In Marjane Satrapi’s autobiographical book ‘Persepolis’, she explains the effect religious restrictions have on women’s intellect and identity:
“The regime had understood that one person leaving her house while asking herself:
Are my trousers long enough? Is my veil in place? Can my make-up be seen? Are they going to whip me?
No longer asks herself:
Where is my freedom of thought? Where is my freedom of speech? My life, is it livable? What’s going on in the political prisons?”
The constant war against women’s intellect had severely damaged the thought process, where the nerves of emancipation have become numb. Even if societies have become so called liberal, these issues have not become archaic but are contemporary in every form.
On the other hand, there is literature like ‘Fifty Shades of Grey’ and ‘Twilight’ which is not supposed to be taken as serious reading but still goes on to form the cultural tone of the society. These works ultimately state that women have a chance at a happy marriage and fulfilling life only if they choose to forgo their identity or have no identity of their own to begin with!
As Chimamanda Ngozi Adichie points out in her essay and a TED talk by the same name, ‘We Should All Be Feminists’:
“We teach girls to shrink themselves, to make themselves smaller. We say to girls, you can have ambition, but not too much. You should aim to be successful, but not too successful. Otherwise, you would threaten the man. Because I am female, I am expected to aspire to marriage. I am expected to make my life choices always keeping in mind that marriage is the most important.

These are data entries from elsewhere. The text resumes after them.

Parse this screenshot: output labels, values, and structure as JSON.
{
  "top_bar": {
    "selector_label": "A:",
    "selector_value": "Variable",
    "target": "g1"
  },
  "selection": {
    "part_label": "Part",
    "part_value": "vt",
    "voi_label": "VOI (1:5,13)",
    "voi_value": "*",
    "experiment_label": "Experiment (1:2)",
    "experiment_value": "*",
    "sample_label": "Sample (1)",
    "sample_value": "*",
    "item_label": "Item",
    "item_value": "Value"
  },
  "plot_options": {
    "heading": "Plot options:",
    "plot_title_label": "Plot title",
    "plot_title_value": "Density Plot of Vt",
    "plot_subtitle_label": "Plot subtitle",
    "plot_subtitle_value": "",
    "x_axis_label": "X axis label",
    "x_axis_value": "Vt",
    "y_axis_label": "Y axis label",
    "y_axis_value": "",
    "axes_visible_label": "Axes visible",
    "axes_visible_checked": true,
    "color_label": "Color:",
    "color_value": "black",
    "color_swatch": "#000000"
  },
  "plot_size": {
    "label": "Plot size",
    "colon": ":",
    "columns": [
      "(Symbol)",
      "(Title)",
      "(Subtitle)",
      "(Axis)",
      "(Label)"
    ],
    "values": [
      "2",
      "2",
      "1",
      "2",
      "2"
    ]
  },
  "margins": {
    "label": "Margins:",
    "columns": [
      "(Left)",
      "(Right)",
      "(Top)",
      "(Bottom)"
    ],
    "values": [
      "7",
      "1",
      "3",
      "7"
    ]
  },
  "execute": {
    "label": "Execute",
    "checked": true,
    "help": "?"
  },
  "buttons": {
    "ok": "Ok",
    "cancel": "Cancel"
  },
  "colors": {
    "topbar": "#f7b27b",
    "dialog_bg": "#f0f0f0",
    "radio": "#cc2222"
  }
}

Now marriage can be a source of joy and love and mutual support but why do we teach girls to aspire to marriage and we don’t teach boys the same? We raise girls to see each other as competitors not for jobs or accomplishments, which I think can be a good thing, but for the attention of men. We teach girls that they cannot be sexual beings in the way that boys are.”
As varied the descriptions of women in the arena of art and culture might be, whether it is holding a mirror to society or dreaming a big dream of an equal world, we definitely have a long way to make our women free in their wilderness.